O cenário das relações laborais na América Latina sofreu um abalo significativo com a divulgação do mais recente Índice Global de Direitos, elaborado pela Confederação Sindical Internacional (CSI). O relatório deste ano aponta uma deterioração alarmante na proteção aos trabalhadores na região, destacando Argentina, Panamá e Equador como integrantes do temido "top 10" dos piores países do mundo para se trabalhar. A entrada dessas nações no grupo mais crítico do ranking evidencia um enfraquecimento das instituições de fiscalização e uma mudança nas políticas governamentais que, segundo o estudo, privilegiam o capital em detrimento da segurança jurídica e física dos empregados.

A situação da Argentina é tratada com especial atenção no documento. O país vizinho caiu para a categoria 5, o nível mais baixo da escala, que indica que os direitos trabalhistas "não são garantidos", mesmo que existam formalmente na legislação. Esta queda foi descrita pelos analistas como brusca e inédita, ocorrendo em um intervalo de apenas dois anos. O relatório atribui parte dessa derrocada ao governo de Javier Milei, que implementou medidas restritivas, como o protocolo antibloqueio. Essa ferramenta autoriza o uso da força policial para desobstruir vias durante protestos, o que, na visão da CSI, caracteriza uma repressão hostil à organização sindical e ao direito de manifestação dos trabalhadores argentinos.

O Brasil, por sua vez, não ocupa a lista dos dez piores, mas também não apresenta um desempenho exemplar. O país foi classificado no grupo 4, juntamente com nações como Costa Rica, El Salvador e Peru. Este grupo é definido pela ocorrência de "violações sistemáticas de direitos", o que sugere que, embora o arcabouço legal brasileiro ainda ofereça proteções, existem falhas recorrentes na aplicação das leis e na garantia de que os trabalhadores possam exercer suas funções e organizar-se sindicalmente sem sofrer retaliações ou impedimentos estruturais. A posição brasileira reflete um histórico recente de reformas que flexibilizaram contratos e enfraqueceram a arrecadação das entidades de classe.

No cenário centro-americano e andino, Panamá e Equador completam o trio latino-americano de pior desempenho. No Panamá, o relatório aponta uma opressão constante exercida tanto pelo setor privado quanto pelo Estado, dificultando o acesso a garantias básicas. Já no Equador, as críticas se concentram em legislações aprovadas recentemente que permitem a vigilância de comunicações e a coleta de dados de civis sem autorização judicial, o que impacta diretamente a privacidade e a segurança de líderes laborais em suas articulações. A América Latina, como um todo, permanece sendo a região mais perigosa para o exercício da atividade sindical, com registros de assassinatos de representantes na Colômbia e no México.

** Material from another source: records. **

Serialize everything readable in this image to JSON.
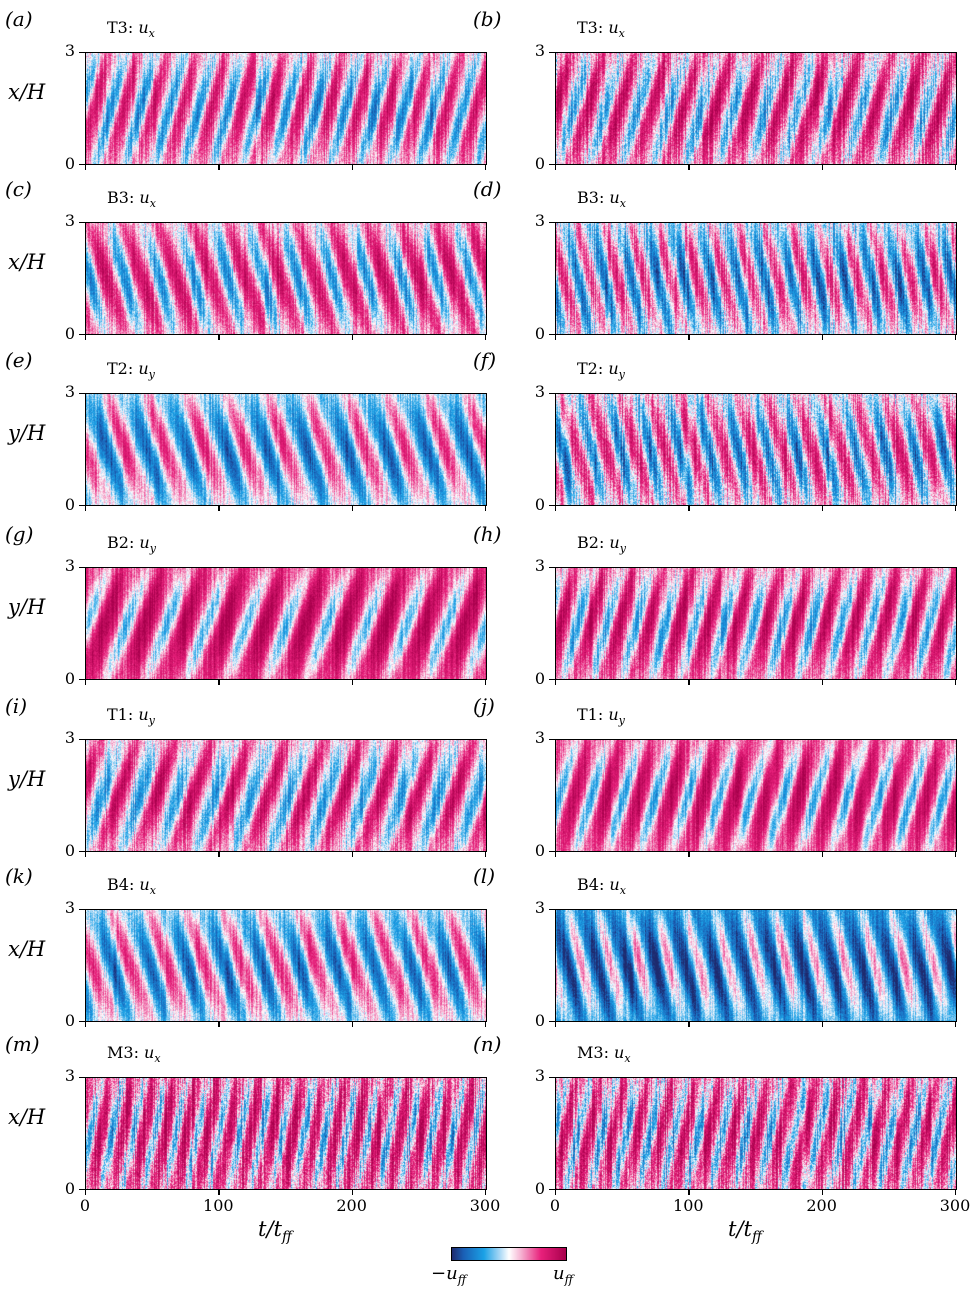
{
  "panels": [
    {
      "label": "(a)",
      "station": "T3:",
      "var": "u",
      "sub": "x",
      "ylabel": "x/H",
      "show_ylabel": true
    },
    {
      "label": "(b)",
      "station": "T3:",
      "var": "u",
      "sub": "x",
      "ylabel": "",
      "show_ylabel": false
    },
    {
      "label": "(c)",
      "station": "B3:",
      "var": "u",
      "sub": "x",
      "ylabel": "x/H",
      "show_ylabel": true
    },
    {
      "label": "(d)",
      "station": "B3:",
      "var": "u",
      "sub": "x",
      "ylabel": "",
      "show_ylabel": false
    },
    {
      "label": "(e)",
      "station": "T2:",
      "var": "u",
      "sub": "y",
      "ylabel": "y/H",
      "show_ylabel": true
    },
    {
      "label": "(f)",
      "station": "T2:",
      "var": "u",
      "sub": "y",
      "ylabel": "",
      "show_ylabel": false
    },
    {
      "label": "(g)",
      "station": "B2:",
      "var": "u",
      "sub": "y",
      "ylabel": "y/H",
      "show_ylabel": true
    },
    {
      "label": "(h)",
      "station": "B2:",
      "var": "u",
      "sub": "y",
      "ylabel": "",
      "show_ylabel": false
    },
    {
      "label": "(i)",
      "station": "T1:",
      "var": "u",
      "sub": "y",
      "ylabel": "y/H",
      "show_ylabel": true
    },
    {
      "label": "(j)",
      "station": "T1:",
      "var": "u",
      "sub": "y",
      "ylabel": "",
      "show_ylabel": false
    },
    {
      "label": "(k)",
      "station": "B4:",
      "var": "u",
      "sub": "x",
      "ylabel": "x/H",
      "show_ylabel": true
    },
    {
      "label": "(l)",
      "station": "B4:",
      "var": "u",
      "sub": "x",
      "ylabel": "",
      "show_ylabel": false
    },
    {
      "label": "(m)",
      "station": "M3:",
      "var": "u",
      "sub": "x",
      "ylabel": "x/H",
      "show_ylabel": true
    },
    {
      "label": "(n)",
      "station": "M3:",
      "var": "u",
      "sub": "x",
      "ylabel": "",
      "show_ylabel": false
    }
  ],
  "axes": {
    "y_ticks": [
      "0",
      "3"
    ],
    "x_ticks": [
      "0",
      "100",
      "200",
      "300"
    ],
    "xlabel_main": "t/t",
    "xlabel_sub": "ff"
  },
  "colorbar": {
    "min_label": "−u",
    "max_label": "u",
    "sub": "ff"
  },
  "chart_data": {
    "type": "heatmap",
    "x_range": [
      0,
      300
    ],
    "y_range": [
      0,
      3
    ],
    "colormap": [
      "#1e2a6e",
      "#1aa1e6",
      "#ffffff",
      "#e8207b",
      "#a8004c"
    ],
    "panels": [
      {
        "id": "a",
        "bias": 0.15,
        "period": 22,
        "slope": 1,
        "noise": 0.55
      },
      {
        "id": "b",
        "bias": 0.25,
        "period": 24,
        "slope": 1,
        "noise": 0.7
      },
      {
        "id": "c",
        "bias": 0.2,
        "period": 26,
        "slope": -1,
        "noise": 0.55
      },
      {
        "id": "d",
        "bias": -0.05,
        "period": 20,
        "slope": -1,
        "noise": 0.65
      },
      {
        "id": "e",
        "bias": -0.1,
        "period": 30,
        "slope": -1,
        "noise": 0.45
      },
      {
        "id": "f",
        "bias": 0.05,
        "period": 22,
        "slope": -1,
        "noise": 0.7
      },
      {
        "id": "g",
        "bias": 0.45,
        "period": 30,
        "slope": 1,
        "noise": 0.45
      },
      {
        "id": "h",
        "bias": 0.3,
        "period": 22,
        "slope": 1,
        "noise": 0.55
      },
      {
        "id": "i",
        "bias": 0.2,
        "period": 28,
        "slope": 1,
        "noise": 0.55
      },
      {
        "id": "j",
        "bias": 0.35,
        "period": 24,
        "slope": 1,
        "noise": 0.45
      },
      {
        "id": "k",
        "bias": -0.1,
        "period": 28,
        "slope": -1,
        "noise": 0.45
      },
      {
        "id": "l",
        "bias": -0.45,
        "period": 22,
        "slope": -1,
        "noise": 0.45
      },
      {
        "id": "m",
        "bias": 0.35,
        "period": 16,
        "slope": 1,
        "noise": 0.85
      },
      {
        "id": "n",
        "bias": 0.25,
        "period": 18,
        "slope": 1,
        "noise": 0.85
      }
    ]
  }
}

Em contrapartida, o Uruguai surge como o grande ponto fora da curva no continente. Localizado no grupo 1, ao lado de democracias sólidas como Alemanha, Noruega e Dinamarca, o país é citado como uma "exceção" regional por manter níveis de violações apenas esporádicos. Enquanto isso, o secretário-geral da CSI, Luc Triangle, alerta que o cerceamento de direitos laborais está deixando de ser uma característica apenas de regimes autoritários para se tornar um problema central nas democracias modernas. Para o leitor brasileiro, esses dados servem como um alerta sobre a fragilidade das conquistas sociais e a necessidade de monitoramento constante das políticas públicas que afetam o equilíbrio entre produção e bem-estar humano.

O Índice Global de Direitos utiliza quase uma centena de indicadores fundamentados nas convenções da Organização Internacional do Trabalho (OIT). A tendência global observada é de enfraquecimento do direito de greve e do registro de novos sindicatos, que foram bloqueados em cerca de 90% dos países analisados. O futuro das relações de trabalho na América Latina depende agora da pressão exercida por organismos internacionais e da capacidade de resposta das sociedades civis locais frente ao avanço de pautas que priorizam a desregulamentação total do mercado em face das proteções sociais históricas.